The Registrant, by filing this Post-Effective Amendment, hereby terminates the effectiveness of the Registration Statement. This Post-Effective Amendment is being filed in accordance with undertakings made by the Registrant in Part II of the Registration Statement to remove from registration, by means of a post-effective amendment, any securities that had been registered for issuance but remain unsold at the termination of the offering.
SIGNATURES
Pursuant to the requirements of the Securities Act of 1933, as amended, the registrant certifies that it has reasonable grounds to believe that it meets all of the requirements for filing on Form S-3 and has duly caused this Post-Effective Amendment to the Registration Statement to be signed on its behalf by the undersigned, thereunto duly authorized, in the City of Red Bank, State of New Jersey, on June 1, 2026.
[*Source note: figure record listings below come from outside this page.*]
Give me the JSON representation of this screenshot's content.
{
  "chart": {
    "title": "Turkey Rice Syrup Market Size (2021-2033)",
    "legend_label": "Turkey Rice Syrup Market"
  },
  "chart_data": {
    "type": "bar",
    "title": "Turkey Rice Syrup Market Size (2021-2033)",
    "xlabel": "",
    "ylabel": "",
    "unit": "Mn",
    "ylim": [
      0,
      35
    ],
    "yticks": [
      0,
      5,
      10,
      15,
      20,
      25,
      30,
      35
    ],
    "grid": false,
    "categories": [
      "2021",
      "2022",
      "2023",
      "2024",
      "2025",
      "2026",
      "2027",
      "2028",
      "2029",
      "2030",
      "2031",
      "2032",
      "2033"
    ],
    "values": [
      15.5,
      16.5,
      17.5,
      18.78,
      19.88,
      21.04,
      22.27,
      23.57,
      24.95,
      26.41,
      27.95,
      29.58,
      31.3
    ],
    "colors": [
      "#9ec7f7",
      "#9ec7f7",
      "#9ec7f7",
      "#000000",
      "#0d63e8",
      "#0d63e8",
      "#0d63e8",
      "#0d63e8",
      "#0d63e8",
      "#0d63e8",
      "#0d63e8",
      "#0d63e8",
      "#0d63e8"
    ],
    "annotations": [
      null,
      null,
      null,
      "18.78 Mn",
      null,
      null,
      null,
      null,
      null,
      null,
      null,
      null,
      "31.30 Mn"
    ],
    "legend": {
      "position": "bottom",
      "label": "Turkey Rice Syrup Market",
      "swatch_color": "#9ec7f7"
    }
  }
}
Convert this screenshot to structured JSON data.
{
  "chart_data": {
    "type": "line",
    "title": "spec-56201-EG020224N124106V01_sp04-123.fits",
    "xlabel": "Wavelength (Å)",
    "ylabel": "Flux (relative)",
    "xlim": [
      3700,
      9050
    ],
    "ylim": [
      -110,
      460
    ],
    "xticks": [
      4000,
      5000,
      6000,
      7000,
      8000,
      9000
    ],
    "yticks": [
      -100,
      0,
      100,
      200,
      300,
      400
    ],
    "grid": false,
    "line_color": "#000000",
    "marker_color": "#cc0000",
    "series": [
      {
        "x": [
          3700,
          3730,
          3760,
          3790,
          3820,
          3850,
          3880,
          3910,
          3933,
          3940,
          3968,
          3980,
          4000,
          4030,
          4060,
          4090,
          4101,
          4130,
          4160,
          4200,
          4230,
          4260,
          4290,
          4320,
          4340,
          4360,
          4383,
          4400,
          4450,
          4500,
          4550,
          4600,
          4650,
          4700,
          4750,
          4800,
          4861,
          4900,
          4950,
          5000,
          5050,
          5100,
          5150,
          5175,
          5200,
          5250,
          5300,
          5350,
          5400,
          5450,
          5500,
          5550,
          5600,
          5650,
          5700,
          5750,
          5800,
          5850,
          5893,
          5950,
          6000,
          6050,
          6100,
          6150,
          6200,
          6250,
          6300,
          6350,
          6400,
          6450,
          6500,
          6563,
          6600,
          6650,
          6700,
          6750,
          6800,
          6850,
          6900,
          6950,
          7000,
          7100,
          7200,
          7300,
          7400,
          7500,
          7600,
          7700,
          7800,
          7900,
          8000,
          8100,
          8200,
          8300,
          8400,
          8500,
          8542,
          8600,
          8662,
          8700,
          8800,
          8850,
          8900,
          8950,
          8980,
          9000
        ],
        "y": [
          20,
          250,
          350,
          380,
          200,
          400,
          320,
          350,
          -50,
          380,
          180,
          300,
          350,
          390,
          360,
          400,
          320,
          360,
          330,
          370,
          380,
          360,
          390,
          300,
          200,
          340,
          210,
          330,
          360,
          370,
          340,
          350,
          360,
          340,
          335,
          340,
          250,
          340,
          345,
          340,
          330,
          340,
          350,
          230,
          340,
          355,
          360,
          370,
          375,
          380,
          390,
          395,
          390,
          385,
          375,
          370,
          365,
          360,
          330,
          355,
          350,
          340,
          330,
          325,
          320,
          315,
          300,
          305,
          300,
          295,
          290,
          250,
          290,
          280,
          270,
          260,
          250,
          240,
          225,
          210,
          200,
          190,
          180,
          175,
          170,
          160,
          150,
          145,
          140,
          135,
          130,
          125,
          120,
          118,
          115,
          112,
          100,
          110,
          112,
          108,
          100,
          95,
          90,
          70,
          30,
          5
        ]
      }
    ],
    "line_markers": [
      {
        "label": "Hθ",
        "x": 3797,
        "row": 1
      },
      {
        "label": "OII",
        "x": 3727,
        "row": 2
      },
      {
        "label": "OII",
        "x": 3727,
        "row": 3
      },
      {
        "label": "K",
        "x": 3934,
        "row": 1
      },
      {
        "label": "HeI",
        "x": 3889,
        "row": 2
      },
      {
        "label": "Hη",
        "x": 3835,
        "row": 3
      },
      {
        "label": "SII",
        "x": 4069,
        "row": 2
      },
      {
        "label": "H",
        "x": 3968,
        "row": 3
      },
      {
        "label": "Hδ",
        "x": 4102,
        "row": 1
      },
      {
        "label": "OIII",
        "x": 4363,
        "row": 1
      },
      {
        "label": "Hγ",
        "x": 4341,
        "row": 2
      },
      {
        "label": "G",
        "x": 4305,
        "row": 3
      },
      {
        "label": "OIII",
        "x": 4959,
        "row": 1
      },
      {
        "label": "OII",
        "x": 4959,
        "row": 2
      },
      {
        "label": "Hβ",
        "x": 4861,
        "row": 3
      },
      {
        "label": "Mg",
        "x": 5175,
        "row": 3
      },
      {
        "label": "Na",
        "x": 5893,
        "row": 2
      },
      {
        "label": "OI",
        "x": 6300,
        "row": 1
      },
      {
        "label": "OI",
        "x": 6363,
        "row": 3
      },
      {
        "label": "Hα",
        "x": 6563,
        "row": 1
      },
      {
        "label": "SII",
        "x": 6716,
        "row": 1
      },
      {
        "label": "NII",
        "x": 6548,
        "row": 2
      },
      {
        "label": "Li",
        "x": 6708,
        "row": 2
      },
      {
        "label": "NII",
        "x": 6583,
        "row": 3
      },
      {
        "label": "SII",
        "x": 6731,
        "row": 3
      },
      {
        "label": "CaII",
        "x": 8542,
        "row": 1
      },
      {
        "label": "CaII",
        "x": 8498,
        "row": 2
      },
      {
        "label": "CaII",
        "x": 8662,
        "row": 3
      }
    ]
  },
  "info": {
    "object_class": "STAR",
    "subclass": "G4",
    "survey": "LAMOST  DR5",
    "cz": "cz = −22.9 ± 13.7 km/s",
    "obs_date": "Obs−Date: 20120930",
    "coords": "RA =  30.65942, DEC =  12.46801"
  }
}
| FLUSHING FINANCIAL CORPORATION (Registrant) |
| By: OCEANFIRST FINANCIAL CORP., as successor by merger |
| /s/ Christopher D. Maher |
| Name: Christopher D. Maher |
| Title: Chief Executive Officer |
No other person is required to sign this Post-Effective Amendment to the Registration Statement in reliance upon Rule 478 under the Securities Act of 1933, as amended.